So far femto cells have been more about hype than deployment, yet ABI Research has predicted that Europe will have the largest femto cell market, with 16.6 million units shipped annually by 2012. The total global market will 36 million units by then, worth â‚¬2.67 billion. Which technology will dominate in the air remains to be seen.
The unlicensed mobile access (UMA) protocol - originally designed for dual-mode Wi-Fi handsets such as BT's Fusion, and Orange's Unik - has found a new role as a femto protocol. Vendors endorsing this approach include NEC and Kineto.
While the Femto Forum http://www.femtoforum.org/femto/ remains technology agnostic, Comverse has just added its weight to the SIP-based lobby, with VP Erik Larsson of Comverse France describing UMA as "transitional only, used because it is available" and, he argued, because the approach of running traffic across macro cells over the RAN [radio access network] is too expensive - as shown by the low take-up of T-Mobile's ZuHause in Germany.
He pointed out even when the home zone is in effect a simple extension of the fixed network (using WiFi, GSM or 3G), the UMA approach still demands a dual-mode phone that gobbles up the battery.
On the other hand, Larsson insisted, "SIP-based femto cells can work with any 3G phone and exploit backhaul via the broadband link to get all the price benefits.
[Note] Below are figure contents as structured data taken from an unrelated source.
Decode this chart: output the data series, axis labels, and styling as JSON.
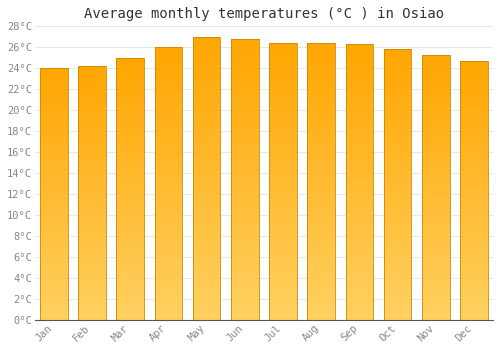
{
  "title": "Average monthly temperatures (°C ) in Osiao",
  "months": [
    "Jan",
    "Feb",
    "Mar",
    "Apr",
    "May",
    "Jun",
    "Jul",
    "Aug",
    "Sep",
    "Oct",
    "Nov",
    "Dec"
  ],
  "values": [
    24.0,
    24.2,
    25.0,
    26.0,
    27.0,
    26.8,
    26.4,
    26.4,
    26.3,
    25.8,
    25.3,
    24.7
  ],
  "bar_color_top": "#FFA500",
  "bar_color_bottom": "#FFD060",
  "ylim": [
    0,
    28
  ],
  "yticks": [
    0,
    2,
    4,
    6,
    8,
    10,
    12,
    14,
    16,
    18,
    20,
    22,
    24,
    26,
    28
  ],
  "ytick_labels": [
    "0°C",
    "2°C",
    "4°C",
    "6°C",
    "8°C",
    "10°C",
    "12°C",
    "14°C",
    "16°C",
    "18°C",
    "20°C",
    "22°C",
    "24°C",
    "26°C",
    "28°C"
  ],
  "grid_color": "#e8e8e8",
  "background_color": "#ffffff",
  "title_fontsize": 10,
  "tick_fontsize": 7.5,
  "tick_color": "#888888",
  "bar_edge_color": "#cc8800",
  "bar_width": 0.72,
  "font_family": "monospace"
}
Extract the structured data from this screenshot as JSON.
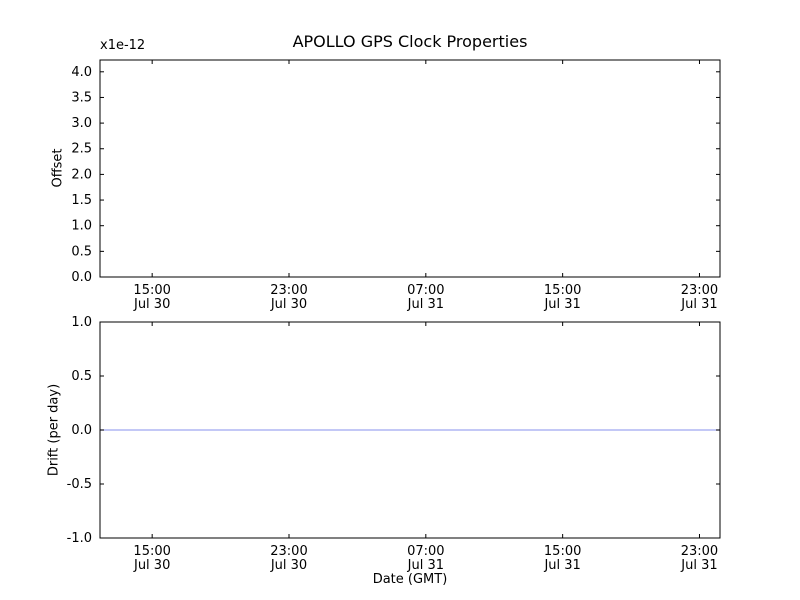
{
  "figure": {
    "title": "APOLLO GPS Clock Properties",
    "background": "#ffffff"
  },
  "colors": {
    "axes_border": "#000000",
    "tick": "#000000",
    "text": "#000000",
    "drift_line": "#9fa8f0"
  },
  "chart_data": [
    {
      "type": "line",
      "title": "APOLLO GPS Clock Properties",
      "ylabel": "Offset",
      "xlabel": "",
      "y_offset_text": "x1e-12",
      "ytick_values": [
        0.0,
        0.5,
        1.0,
        1.5,
        2.0,
        2.5,
        3.0,
        3.5,
        4.0
      ],
      "ytick_labels": [
        "0.0",
        "0.5",
        "1.0",
        "1.5",
        "2.0",
        "2.5",
        "3.0",
        "3.5",
        "4.0"
      ],
      "ylim": [
        0.0,
        4.23
      ],
      "xtick_hours": [
        15,
        23,
        31,
        39,
        47
      ],
      "xtick_labels": [
        [
          "15:00",
          "Jul 30"
        ],
        [
          "23:00",
          "Jul 30"
        ],
        [
          "07:00",
          "Jul 31"
        ],
        [
          "15:00",
          "Jul 31"
        ],
        [
          "23:00",
          "Jul 31"
        ]
      ],
      "xlim_hours": [
        11.95,
        48.2
      ],
      "grid": false,
      "legend": "none",
      "series": []
    },
    {
      "type": "line",
      "title": "",
      "ylabel": "Drift (per day)",
      "xlabel": "Date (GMT)",
      "y_offset_text": "",
      "ytick_values": [
        -1.0,
        -0.5,
        0.0,
        0.5,
        1.0
      ],
      "ytick_labels": [
        "-1.0",
        "-0.5",
        "0.0",
        "0.5",
        "1.0"
      ],
      "ylim": [
        -1.0,
        1.0
      ],
      "xtick_hours": [
        15,
        23,
        31,
        39,
        47
      ],
      "xtick_labels": [
        [
          "15:00",
          "Jul 30"
        ],
        [
          "23:00",
          "Jul 30"
        ],
        [
          "07:00",
          "Jul 31"
        ],
        [
          "15:00",
          "Jul 31"
        ],
        [
          "23:00",
          "Jul 31"
        ]
      ],
      "xlim_hours": [
        11.95,
        48.2
      ],
      "grid": false,
      "legend": "none",
      "series": [
        {
          "name": "drift",
          "color": "#9fa8f0",
          "constant_y": 0.0
        }
      ]
    }
  ]
}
They work by encapsulating SMS and voice, and sending them through a packet data gateway to the IMS core."
The trouble is, despite all the airtime IMS was given in 2005, there are few deployments. Opponents also say the SIP-based approach to femto technology is too complicated.
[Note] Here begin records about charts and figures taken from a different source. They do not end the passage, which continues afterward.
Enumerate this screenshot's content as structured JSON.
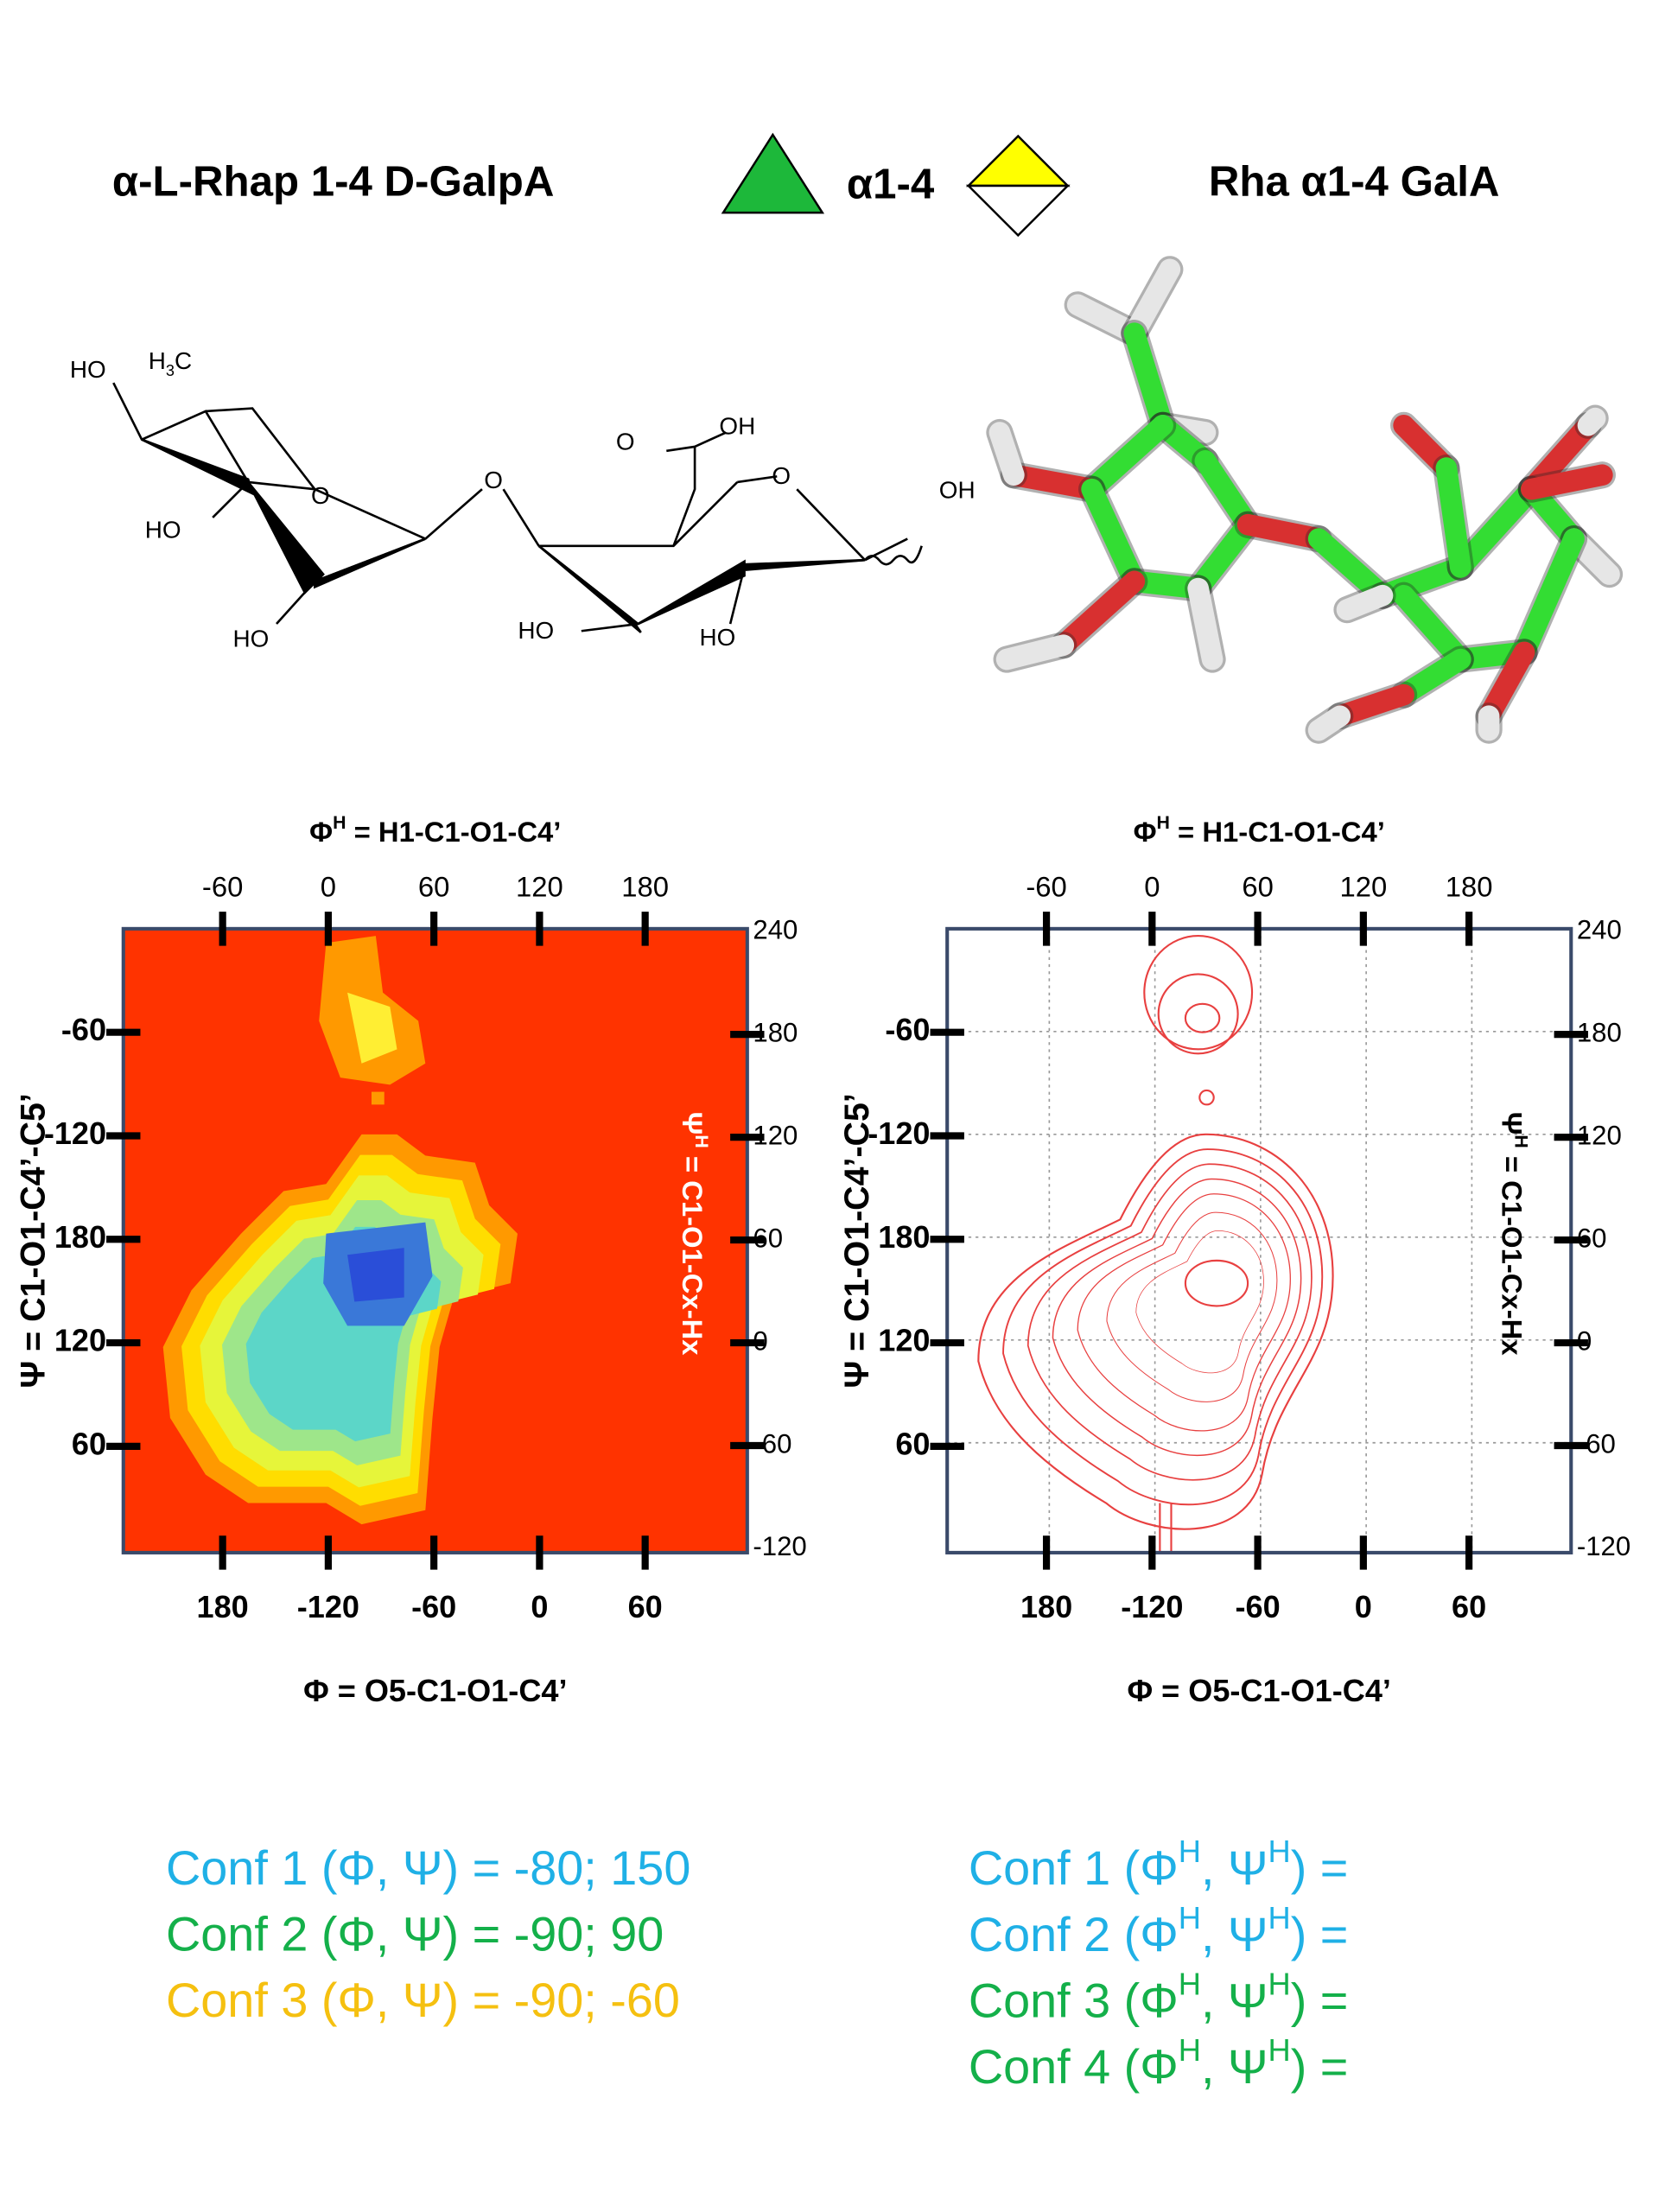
{
  "header": {
    "left_title": "α-L-Rhap 1-4 D-GalpA",
    "linkage": "α1-4",
    "right_title": "Rha α1-4 GalA"
  },
  "structure": {
    "labels": [
      {
        "parts": [
          "HO"
        ]
      },
      {
        "parts": [
          "H",
          "3",
          "C"
        ]
      },
      {
        "parts": [
          "O"
        ]
      },
      {
        "parts": [
          "HO"
        ]
      },
      {
        "parts": [
          "HO"
        ]
      },
      {
        "parts": [
          "O"
        ]
      },
      {
        "parts": [
          "O"
        ]
      },
      {
        "parts": [
          "OH"
        ]
      },
      {
        "parts": [
          "O"
        ]
      },
      {
        "parts": [
          "OH"
        ]
      },
      {
        "parts": [
          "HO"
        ]
      },
      {
        "parts": [
          "HO"
        ]
      }
    ]
  },
  "plots": [
    {
      "top_label": [
        "Φ",
        "H",
        " = H1-C1-O1-C4’"
      ],
      "top_ticks": [
        -60,
        0,
        60,
        120,
        180
      ],
      "bottom_ticks": [
        180,
        -120,
        -60,
        0,
        60
      ],
      "left_ticks": [
        -60,
        -120,
        180,
        120,
        60
      ],
      "right_ticks": [
        240,
        180,
        120,
        60,
        0,
        -60,
        -120
      ],
      "left_label": "Ψ = C1-O1-C4’-C5’",
      "right_label": [
        "Ψ",
        "H",
        " = C1-O1-Cx-Hx"
      ],
      "bottom_label": "Φ = O5-C1-O1-C4’"
    },
    {
      "top_label": [
        "Φ",
        "H",
        " = H1-C1-O1-C4’"
      ],
      "top_ticks": [
        -60,
        0,
        60,
        120,
        180
      ],
      "bottom_ticks": [
        180,
        -120,
        -60,
        0,
        60
      ],
      "left_ticks": [
        -60,
        -120,
        180,
        120,
        60
      ],
      "right_ticks": [
        240,
        180,
        120,
        60,
        0,
        -60,
        -120
      ],
      "left_label": "Ψ = C1-O1-C4’-C5’",
      "right_label": [
        "Ψ",
        "H",
        " = C1-O1-Cx-Hx"
      ],
      "bottom_label": "Φ = O5-C1-O1-C4’"
    }
  ],
  "conformations_left": [
    "Conf 1 (Φ, Ψ) = -80; 150",
    "Conf 2 (Φ, Ψ) =  -90; 90",
    "Conf 3 (Φ, Ψ) = -90; -60"
  ],
  "conformations_right": [
    [
      "Conf 1 (Φ",
      "H",
      ", Ψ",
      "H",
      ") ="
    ],
    [
      "Conf 2 (Φ",
      "H",
      ", Ψ",
      "H",
      ") ="
    ],
    [
      "Conf 3 (Φ",
      "H",
      ", Ψ",
      "H",
      ") ="
    ],
    [
      "Conf 4 (Φ",
      "H",
      ", Ψ",
      "H",
      ") ="
    ]
  ]
}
Larsson is nothing daunted: "No, there haven't been big IMS implementations, rather it's incremental. As operators need to upgrade TDM elements, they are moving to next generation network switches, so it is a gradual process, but it is happening. All our platforms are IMS-ready and we're demonstrating voice calls and incoming and outgoing SMS with Ubiquisys and Tatara Systems."
He concluded, "This approach is about reducing capex and opex for operators, and making services cheaper for consumers. We're talking to fixed and mobile operators in Western Europe, particularly the smaller mobile ones which are looking to grow this way, without investing in separate overlaid core networks."